Human Blood Cells Grown
exceed writes: "MSNBC has an interesting article on researchers that have developed the first human blood cells by growing embryonic stem cells in a culture containing mouse tissue which encouraged development of blood cells. The result, they report, was cell colonies that 'appear identical to those produced from human bone marrow cells.' Similar work has been done like this with mice, but this is the first time human blood cells have been developed from embryonic stem cells."
This is the sort of thing political pressure is going to push this straight through the FDA, FTC, etc. and it's NOT going to be a merry occasion when we find out just why the researchers involved were so particular about their word usage.

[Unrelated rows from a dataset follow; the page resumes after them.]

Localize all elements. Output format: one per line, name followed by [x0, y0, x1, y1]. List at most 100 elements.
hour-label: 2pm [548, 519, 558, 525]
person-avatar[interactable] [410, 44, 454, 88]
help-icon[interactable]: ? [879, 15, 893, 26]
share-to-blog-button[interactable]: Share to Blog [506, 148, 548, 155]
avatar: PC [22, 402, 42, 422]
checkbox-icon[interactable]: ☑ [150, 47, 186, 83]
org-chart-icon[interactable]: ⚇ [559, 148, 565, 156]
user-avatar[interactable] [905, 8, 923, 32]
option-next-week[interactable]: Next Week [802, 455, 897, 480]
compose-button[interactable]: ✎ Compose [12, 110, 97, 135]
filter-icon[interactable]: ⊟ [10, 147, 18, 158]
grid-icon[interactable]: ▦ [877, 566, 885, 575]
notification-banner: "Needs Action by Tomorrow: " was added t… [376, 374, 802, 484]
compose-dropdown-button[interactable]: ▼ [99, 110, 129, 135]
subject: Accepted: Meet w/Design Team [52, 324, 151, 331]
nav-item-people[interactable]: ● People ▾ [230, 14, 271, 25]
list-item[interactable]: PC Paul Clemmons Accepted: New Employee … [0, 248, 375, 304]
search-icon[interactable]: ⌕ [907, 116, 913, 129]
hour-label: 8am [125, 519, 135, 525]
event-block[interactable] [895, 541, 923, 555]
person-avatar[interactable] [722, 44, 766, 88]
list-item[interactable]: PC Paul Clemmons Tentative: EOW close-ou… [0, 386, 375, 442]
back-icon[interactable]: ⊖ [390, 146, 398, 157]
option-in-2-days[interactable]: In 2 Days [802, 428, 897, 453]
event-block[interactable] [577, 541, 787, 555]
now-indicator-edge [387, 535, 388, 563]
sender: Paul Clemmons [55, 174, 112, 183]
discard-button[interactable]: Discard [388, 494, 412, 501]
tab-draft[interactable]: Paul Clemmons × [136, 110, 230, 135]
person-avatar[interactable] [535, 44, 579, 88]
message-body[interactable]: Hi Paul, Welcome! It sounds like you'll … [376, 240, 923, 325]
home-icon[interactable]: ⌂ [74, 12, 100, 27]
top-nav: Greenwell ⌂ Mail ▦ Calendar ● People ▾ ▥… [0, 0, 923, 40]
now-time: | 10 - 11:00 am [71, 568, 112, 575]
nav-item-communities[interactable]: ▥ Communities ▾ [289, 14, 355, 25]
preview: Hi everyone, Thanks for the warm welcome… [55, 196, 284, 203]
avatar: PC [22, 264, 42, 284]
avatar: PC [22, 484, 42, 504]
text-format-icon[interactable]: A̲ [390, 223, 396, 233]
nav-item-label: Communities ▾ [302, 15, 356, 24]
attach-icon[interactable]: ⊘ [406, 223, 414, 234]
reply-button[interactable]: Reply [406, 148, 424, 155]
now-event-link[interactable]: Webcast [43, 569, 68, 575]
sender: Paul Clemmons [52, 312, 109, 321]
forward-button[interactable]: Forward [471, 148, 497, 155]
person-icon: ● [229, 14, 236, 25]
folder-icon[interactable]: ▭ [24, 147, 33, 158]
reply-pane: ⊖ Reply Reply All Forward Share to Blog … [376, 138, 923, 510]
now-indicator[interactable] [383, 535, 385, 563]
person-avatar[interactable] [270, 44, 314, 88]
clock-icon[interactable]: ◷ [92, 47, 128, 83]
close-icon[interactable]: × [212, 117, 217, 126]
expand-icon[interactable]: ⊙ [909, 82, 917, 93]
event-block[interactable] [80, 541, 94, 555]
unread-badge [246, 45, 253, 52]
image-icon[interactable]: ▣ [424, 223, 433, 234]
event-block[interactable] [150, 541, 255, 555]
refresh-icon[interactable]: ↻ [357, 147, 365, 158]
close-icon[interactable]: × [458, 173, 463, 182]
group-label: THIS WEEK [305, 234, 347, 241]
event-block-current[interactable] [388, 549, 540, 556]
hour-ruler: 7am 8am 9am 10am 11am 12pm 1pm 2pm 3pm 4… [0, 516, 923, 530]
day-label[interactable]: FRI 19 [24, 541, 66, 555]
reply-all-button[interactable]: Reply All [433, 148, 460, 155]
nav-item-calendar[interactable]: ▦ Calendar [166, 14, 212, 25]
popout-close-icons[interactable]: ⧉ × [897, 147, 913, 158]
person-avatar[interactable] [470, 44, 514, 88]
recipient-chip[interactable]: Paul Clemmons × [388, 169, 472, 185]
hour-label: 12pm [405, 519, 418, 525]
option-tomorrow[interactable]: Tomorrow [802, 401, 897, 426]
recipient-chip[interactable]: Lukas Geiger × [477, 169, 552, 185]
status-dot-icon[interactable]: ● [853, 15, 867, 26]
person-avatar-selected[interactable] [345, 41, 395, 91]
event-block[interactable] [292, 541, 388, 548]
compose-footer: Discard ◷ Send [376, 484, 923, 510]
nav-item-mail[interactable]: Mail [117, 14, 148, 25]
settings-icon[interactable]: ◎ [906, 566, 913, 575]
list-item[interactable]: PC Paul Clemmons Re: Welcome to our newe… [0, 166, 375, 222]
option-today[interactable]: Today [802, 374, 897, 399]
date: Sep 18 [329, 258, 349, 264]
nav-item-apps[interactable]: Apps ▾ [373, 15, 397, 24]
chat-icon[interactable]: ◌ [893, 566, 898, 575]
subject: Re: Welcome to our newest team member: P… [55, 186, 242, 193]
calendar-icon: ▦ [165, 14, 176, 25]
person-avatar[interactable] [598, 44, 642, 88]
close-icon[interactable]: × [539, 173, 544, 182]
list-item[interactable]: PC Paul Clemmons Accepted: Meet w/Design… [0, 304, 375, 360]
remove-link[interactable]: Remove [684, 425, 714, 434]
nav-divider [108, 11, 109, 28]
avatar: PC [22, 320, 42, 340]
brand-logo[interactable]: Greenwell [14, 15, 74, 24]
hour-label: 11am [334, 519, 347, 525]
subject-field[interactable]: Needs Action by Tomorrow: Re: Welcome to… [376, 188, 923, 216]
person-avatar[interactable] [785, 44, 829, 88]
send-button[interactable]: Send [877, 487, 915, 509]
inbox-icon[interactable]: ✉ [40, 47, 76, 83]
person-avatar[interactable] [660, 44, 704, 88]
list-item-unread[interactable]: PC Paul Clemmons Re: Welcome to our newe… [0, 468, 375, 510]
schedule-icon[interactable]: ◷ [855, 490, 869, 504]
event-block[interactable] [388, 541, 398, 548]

Very good work by the scientists, but this by no means mean that there is going to be help tomorrow for people with bonemarrow cancer or other problems where bloodcells are of use. The scientists face years of work before they can have a method available that would allow large scale manufacturing of bloodcells of any possible type. And that is if they are allowed to continue their work that is.
That flip-side of the coin is of course if this is just research that will lead on to something darker, more sinister. Personally I would much prefer if cloning of full beings, human or not, was prevented until it can be proven that the human race is capable of coping with all aspects of the philosophy and mindset around cloning. Unfortunately I can see this already being ruined by corporate greed and to be used as a tool by the rich to get richer and to "keep the masses at bay"...
Cynic - who, me?
Swedish, but resident in the UK since 1996.
If they can have a major production of blood, the big bloodsortage in most countries could be solved AND the risk of getting AIDS by getting a transfusion will disappear.
42 + 1 = 42
I don't think the human race has proven to be capable of coping with all aspects of the philosophy and mindset around, say, agriculture. Or living around other people. Or any number of things we've had around for our whole history as a species.
You think we're going to do a full ethical analysis on *cloning* before getting into it? It is to laugh!
Further, the oocyte is, for the most part, transcriptionally inactive. Many genes that function during embryogenesis are expressed maternally; the mRNA is expressed and stored but not translated during oogenesis until the gene products are needed later. To use a computer analogy, these maternal-effect genes are loaded into memory when the oocyte was still not yet an oocyte, and cached for later use after fertilization. A stem cell would lack such "cached" genes.
This is not to say it couldn't be done, but a developing organism is much more than just dividing stem cells.